If you take nothing else from this, here are five things you can do in the next 30 days:

  • Audit your Google Business Profiles. Verify every field is complete and accurate. Upload fresh, high-quality photos. Respond to all unanswered reviews. Run Ask Maps tests in your key markets — search for apartments using natural language and see if your properties appear.
  • Reconcile your listing data. Pull your property listings from Zillow, Apartments.com, your own website, and your GBP for the same unit. Compare pricing, availability, square footage, pet policy, and amenity data. (You can create an automated AI skill to run this for you on a regular schedule.) Fix every discrepancy at the source.
  • Check your conversion tracking. Verify that Google Ads conversion actions fire correctly for all tracked events. Confirm GA4 is receiving data. If you’re not importing offline conversions from your CRM, start the conversation now. Ideally, you’re only passing qualified prospect calls back to GA4 and Google Ads, instead of tracking all calls or phone number clicks.
  • Test your AI visibility. Run 10 to 15 high-intent renter queries in Google AI Mode for your key markets. Document which properties appear. Note what content gets cited. This is your new baseline. (Note: this is not anywhere close to a scientific way to measure brand visibility in AI search.

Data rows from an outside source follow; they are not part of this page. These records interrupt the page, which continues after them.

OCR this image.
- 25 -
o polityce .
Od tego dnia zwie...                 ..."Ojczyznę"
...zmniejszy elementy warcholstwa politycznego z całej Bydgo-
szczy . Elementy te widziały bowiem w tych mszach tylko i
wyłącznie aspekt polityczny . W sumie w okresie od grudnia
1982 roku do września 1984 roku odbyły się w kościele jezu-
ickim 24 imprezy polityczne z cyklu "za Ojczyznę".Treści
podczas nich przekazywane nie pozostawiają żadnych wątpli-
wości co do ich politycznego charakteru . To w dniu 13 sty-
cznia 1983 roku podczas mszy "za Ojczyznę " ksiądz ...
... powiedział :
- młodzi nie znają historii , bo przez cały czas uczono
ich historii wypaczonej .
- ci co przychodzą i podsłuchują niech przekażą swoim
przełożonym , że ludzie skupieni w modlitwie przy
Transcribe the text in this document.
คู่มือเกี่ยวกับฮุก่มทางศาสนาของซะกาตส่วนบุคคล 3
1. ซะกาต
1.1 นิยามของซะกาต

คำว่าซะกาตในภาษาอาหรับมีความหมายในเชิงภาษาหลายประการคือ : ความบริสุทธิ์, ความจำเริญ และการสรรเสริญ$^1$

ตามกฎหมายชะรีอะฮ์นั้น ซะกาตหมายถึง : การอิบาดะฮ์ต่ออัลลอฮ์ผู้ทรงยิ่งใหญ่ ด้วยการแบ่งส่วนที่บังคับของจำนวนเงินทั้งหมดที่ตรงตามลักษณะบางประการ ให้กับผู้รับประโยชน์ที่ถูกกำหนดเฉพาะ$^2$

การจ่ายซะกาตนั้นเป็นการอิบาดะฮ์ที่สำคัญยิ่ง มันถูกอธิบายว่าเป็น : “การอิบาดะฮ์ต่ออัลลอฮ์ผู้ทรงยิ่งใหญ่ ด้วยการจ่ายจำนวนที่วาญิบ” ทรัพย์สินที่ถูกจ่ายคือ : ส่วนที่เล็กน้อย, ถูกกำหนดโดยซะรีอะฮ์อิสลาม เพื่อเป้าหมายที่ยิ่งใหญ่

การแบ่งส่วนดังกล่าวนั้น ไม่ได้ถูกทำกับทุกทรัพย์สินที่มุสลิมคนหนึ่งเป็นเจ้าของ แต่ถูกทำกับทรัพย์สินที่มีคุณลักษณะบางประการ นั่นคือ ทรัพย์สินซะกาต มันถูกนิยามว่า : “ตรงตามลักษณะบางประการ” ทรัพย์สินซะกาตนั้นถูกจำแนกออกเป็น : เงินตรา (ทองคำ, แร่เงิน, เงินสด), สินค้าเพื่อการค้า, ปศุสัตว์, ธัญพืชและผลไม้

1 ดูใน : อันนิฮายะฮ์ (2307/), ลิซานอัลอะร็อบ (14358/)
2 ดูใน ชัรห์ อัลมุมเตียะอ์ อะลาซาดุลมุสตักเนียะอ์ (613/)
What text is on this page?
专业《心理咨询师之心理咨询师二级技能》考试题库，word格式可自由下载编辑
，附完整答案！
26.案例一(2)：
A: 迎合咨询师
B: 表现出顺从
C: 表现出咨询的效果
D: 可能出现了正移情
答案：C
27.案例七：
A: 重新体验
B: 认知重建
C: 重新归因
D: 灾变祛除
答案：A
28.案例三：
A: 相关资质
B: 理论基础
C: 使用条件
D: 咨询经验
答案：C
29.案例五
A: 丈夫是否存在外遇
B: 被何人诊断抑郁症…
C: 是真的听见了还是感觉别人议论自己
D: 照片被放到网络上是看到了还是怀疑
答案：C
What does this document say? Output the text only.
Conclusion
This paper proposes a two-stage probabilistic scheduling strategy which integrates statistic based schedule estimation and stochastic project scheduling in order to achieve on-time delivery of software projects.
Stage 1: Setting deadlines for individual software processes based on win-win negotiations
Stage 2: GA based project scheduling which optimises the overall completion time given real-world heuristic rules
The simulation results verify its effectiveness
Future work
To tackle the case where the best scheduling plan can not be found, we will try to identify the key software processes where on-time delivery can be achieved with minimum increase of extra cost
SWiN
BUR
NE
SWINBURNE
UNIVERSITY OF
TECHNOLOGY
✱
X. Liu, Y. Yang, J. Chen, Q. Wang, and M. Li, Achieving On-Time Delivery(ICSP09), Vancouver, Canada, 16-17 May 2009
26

It’s a starting point to build on.)
  • Move toward AI Max. If you’re still running manually managed Search campaigns with exact-match keyword lists, talk to your PPC partner about testing AI Max. You’ll need solid media assets and conversion data, so work to get that foundation in place first. (Otherwise, it’s garbage in, garbage out.) Consolidate toward fewer, larger campaigns that give the AI more signal to work with.

What’s next?

This was the big picture. In the coming weeks, we’ll go deeper on the topics that demand the most strategic attention:

  • The new ad stack: How Journey-Aware Bidding, Business Agent for Leads, and Conversational Discovery Ads change multifamily PPC — and why CRM connectivity is the key to making any of it work.
  • First-party data and what your websites need to become: Why your data pipeline is now your most important marketing asset, how to build that data in a renter-focused way, and what property and portfolio websites need to look like in a human + AI world.
  • Google Business Profile as your front door: A deep dive on Ask Maps, AI-generated summaries, review velocity, and what it takes to manage GBP as a dynamic marketing channel.

You don’t have to wait. If you want to talk today about how any of these updates impact your marketing, we’re here for it. Let’s talk →

Google is making the biggest changes to search in 25 years. That’s not hyperbole. Multifamily doesn’t get a pass, and you can’t ignore it just because you have a small marketing team. The marketers who understand what’s changing and execute on it now will have a meaningful head start. Now is your time.